C’est chaud entre l’avocat de Dadis Camara et Bah Oury. En effet, depuis le début de l’audience de ce mardi aux environs de 10h, l’homme politique fait fait face à un feu roulant de questions de Maître Jean-Baptiste Jocamey Haba, un des conseils de l’ancien président du CNDD. 

Sur la responsabilité de Bah Oury dans l’organisation de la manifestation du 28 septembre 2009, cet homme en robe noire le bombarde de questions à la barre.

‘’Est-ce-que vous pensez que si vous aviez assumé vos responsabilités en tant que leaders, si vous aviez joué votre rôle en tant qu’organisateurs de la manifestation, on aurait assisté à l’attaque des commissariats, porter atteinte aux institutions qui font sens dans une République ?, demande-t-il.

En guise de réponse, Bah Oury indique à l’avocat : ‘’Vous privilégiez des faits isolés sans prendre en compte la centralité de ce qui s’est passé au stade du 28 septembre’’.

‘’Ensuite, les domiciles de personnes ont été saccagées, des personnes en dehors de Dixinn ont été violentées par des éléments des forces de l’ordre. Votre thèse semble faible par rapport à ce qui s’est passé le 28 septembre et les jours suivants’’, ajoute M. Bah.

Avant que Me Haba réplique : ‘’Rassurez-vous, ce n’est pas moi qui le dit. Ce sont des faits qui n sont pas isolés. Ils sont dans le dossier. Je peux même me permettre de dire que c’est l’acte fondateur du rapport d’enquête internationale’’.

Il enchaîne en demandant à Bah Oury pourquoi les manifestants se sont retrouvés à l’intérieur du stade du 28 septembre.

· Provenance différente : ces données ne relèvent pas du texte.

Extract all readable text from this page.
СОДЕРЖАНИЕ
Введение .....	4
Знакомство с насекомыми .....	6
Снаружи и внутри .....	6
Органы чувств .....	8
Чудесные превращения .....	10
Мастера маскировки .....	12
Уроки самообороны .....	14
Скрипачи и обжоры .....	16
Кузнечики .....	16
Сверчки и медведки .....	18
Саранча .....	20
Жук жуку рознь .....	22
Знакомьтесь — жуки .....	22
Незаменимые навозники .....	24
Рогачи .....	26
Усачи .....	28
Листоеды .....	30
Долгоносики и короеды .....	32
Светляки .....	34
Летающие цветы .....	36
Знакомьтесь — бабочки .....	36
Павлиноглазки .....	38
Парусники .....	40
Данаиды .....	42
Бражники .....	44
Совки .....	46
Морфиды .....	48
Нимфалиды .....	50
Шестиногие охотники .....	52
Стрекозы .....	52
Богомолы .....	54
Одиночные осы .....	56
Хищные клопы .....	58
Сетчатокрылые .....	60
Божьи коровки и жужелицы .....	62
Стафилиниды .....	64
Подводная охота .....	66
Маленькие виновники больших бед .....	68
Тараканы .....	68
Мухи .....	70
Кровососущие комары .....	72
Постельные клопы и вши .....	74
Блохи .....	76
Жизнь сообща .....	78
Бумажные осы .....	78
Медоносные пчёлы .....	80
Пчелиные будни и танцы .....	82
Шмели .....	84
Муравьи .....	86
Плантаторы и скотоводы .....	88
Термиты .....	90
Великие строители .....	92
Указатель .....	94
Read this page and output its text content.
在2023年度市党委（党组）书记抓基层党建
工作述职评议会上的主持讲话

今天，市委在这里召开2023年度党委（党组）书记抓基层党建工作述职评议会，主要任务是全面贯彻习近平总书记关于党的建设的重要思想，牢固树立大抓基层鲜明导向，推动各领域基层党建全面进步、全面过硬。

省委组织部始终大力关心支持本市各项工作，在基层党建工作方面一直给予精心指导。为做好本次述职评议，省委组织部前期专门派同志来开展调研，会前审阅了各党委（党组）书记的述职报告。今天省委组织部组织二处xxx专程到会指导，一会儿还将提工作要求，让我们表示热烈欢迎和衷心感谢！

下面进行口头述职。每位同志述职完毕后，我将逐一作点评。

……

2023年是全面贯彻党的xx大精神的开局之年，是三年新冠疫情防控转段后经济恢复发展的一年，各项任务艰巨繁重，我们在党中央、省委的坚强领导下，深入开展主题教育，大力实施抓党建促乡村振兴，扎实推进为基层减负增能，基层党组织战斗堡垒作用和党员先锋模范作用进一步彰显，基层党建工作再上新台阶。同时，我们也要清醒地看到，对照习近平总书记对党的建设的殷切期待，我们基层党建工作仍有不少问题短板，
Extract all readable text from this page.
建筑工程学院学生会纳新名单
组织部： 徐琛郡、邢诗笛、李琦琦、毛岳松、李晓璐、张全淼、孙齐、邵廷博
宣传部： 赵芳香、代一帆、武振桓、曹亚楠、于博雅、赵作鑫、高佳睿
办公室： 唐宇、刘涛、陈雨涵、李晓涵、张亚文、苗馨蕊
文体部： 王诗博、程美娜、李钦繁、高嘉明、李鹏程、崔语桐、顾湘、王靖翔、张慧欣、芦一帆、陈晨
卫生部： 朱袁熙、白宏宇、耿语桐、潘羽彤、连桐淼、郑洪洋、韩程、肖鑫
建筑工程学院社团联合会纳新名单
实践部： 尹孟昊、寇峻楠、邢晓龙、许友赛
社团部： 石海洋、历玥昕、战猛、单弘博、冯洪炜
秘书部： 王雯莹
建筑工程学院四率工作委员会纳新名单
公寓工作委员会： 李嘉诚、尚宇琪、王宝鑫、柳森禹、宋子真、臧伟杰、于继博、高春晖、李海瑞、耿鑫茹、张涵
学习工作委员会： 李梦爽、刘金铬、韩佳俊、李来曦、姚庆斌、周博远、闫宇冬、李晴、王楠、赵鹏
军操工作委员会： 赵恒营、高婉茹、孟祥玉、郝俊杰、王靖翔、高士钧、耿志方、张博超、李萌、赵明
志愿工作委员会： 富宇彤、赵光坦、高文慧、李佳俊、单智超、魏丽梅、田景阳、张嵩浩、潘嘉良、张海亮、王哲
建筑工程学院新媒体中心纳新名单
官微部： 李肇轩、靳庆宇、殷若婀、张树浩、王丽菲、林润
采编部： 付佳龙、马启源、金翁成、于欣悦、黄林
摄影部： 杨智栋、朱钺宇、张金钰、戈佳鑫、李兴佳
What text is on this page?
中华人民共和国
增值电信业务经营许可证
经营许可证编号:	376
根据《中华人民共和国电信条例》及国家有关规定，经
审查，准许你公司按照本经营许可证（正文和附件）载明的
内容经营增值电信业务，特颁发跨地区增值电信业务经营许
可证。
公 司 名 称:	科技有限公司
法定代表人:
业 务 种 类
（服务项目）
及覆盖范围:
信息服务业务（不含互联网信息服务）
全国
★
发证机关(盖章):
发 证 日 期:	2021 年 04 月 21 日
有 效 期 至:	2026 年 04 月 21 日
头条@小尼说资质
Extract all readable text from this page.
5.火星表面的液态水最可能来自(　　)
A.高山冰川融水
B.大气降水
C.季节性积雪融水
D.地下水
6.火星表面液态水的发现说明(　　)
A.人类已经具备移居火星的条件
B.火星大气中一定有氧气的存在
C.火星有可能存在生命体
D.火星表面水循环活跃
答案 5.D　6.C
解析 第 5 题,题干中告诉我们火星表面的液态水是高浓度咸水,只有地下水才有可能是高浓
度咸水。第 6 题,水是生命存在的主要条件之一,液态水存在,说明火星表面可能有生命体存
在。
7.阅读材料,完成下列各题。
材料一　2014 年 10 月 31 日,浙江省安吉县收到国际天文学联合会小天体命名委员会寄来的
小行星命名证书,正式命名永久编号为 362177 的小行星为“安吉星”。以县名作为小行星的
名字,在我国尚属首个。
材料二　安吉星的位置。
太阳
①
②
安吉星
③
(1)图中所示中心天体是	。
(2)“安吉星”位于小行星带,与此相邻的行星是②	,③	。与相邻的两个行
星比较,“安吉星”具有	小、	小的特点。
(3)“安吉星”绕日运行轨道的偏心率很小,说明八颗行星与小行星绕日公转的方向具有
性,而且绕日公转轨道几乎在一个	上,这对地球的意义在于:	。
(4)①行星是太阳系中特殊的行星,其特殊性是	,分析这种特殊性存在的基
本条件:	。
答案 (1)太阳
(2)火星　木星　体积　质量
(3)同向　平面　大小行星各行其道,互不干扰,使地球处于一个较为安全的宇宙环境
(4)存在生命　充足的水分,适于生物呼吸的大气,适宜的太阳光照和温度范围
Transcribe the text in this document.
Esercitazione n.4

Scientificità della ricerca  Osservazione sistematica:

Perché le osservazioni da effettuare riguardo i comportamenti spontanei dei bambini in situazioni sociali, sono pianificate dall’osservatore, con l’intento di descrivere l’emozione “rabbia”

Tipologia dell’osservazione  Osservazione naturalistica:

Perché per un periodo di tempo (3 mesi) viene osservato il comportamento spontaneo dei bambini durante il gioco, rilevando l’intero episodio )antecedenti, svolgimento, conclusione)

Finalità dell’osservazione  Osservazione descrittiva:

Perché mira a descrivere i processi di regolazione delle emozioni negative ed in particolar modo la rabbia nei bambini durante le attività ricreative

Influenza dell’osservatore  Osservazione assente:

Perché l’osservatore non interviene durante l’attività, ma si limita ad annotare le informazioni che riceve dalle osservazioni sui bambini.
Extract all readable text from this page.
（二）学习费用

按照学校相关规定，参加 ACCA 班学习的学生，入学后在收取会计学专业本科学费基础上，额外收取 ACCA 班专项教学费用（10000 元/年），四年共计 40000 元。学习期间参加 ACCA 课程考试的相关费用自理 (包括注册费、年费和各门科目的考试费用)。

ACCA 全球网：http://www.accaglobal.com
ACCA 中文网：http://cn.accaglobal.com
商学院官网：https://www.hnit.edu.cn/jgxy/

L’ancien ministre de la réconciliation nationale répond que dans une manifestation qui regroupe des milliers de personnes, ‘’vous ne pouvez pas aller à l’encontre de l’orientation de la foule d’autant plus que le stade a été ouvert pour que la foule s’y engouffre et entraîne tous ceux qui étaient dans le processus à l’intérieur du stade. Cela n’était pas dans notre programme et ça a occasionné tout le reste’’.

Le conseil de Dadis à Bah Oury qui comparait de qualité de témoin, s’il est en passe de reconnaitre que ‘’ce sont les manifestants qui dirigeaient les leaders et encadraient’’.

‘’Je ne suis en pas entré au stade du 28 septembre en marchant. J’ai été porté au dos par des manifestants comme comme les autres responsables pour nous faire entrer tous à l’intérieur indépendamment de notre volonté et surtout de la mienne. Rentrer dans le stade n’était pas dans notre programme. Malheureusement, lorsque vous êtes au milieu d’une foule, quelle que soit votre force, vous êtes entraîné par le courant’’, coupe-t-il court.